'Celine's law' to prevent spouse-killers profiting
Published 24/07/2015 | 02:30
Murderers will see their share of the assets owned with the spouse or partner who they killed reduced significantly under proposed new laws.
At present, the murderer is entitled to half the assets held by the couple, such as the family home, pensions, shares and life insurance.
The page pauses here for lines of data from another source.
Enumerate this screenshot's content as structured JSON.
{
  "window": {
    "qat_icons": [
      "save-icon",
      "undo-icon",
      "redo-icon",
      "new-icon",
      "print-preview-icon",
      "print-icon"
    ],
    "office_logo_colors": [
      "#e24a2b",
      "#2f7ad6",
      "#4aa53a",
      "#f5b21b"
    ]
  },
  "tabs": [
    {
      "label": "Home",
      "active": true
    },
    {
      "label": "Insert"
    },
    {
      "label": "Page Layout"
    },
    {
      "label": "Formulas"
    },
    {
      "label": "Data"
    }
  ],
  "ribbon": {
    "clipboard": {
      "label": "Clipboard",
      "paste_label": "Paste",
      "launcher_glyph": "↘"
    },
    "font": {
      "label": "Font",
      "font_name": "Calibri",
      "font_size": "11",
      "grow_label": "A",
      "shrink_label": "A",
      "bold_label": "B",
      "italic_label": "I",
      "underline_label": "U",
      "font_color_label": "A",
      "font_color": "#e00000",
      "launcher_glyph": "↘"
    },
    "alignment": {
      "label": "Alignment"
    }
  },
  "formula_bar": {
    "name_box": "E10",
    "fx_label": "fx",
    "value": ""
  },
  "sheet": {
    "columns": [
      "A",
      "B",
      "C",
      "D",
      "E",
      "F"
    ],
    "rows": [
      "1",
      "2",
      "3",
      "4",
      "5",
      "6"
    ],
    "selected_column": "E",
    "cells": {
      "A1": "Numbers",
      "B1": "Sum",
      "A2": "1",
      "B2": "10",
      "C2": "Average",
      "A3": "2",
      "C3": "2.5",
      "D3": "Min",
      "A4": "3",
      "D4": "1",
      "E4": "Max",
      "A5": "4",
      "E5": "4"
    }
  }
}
A spouse who kills a partner is treated the same as any other widow or widower.
Judges will be able to cut the killer's half under a proposal by the Law Reform Commission.
The courts will be afforded discretion to dilute the offender's 50pc share where assets were co-owned if the victim's family fights for full ownership.
The draft law, dubbed 'Celine's law,' comes in the wake of a five-year legal battle waged by the family of the late Celine Cawley, who was killed by her husband Eamon Lillis.
Lillis left prison this year following his sentence for manslaughter with more than €1m in assets, including his share of the family home he shared with his wife.
Chris Cawley, Ms Cawley's brother, welcomed the plan but said it did not go far enough.
"In other countries, if you kill someone, you lose all interest in the joint assets and for obvious reasons," he told the Irish Independent.
The report comes as Justice Minister Frances Fitzgerald unveils new laws to tackle domestic violence and online stalking.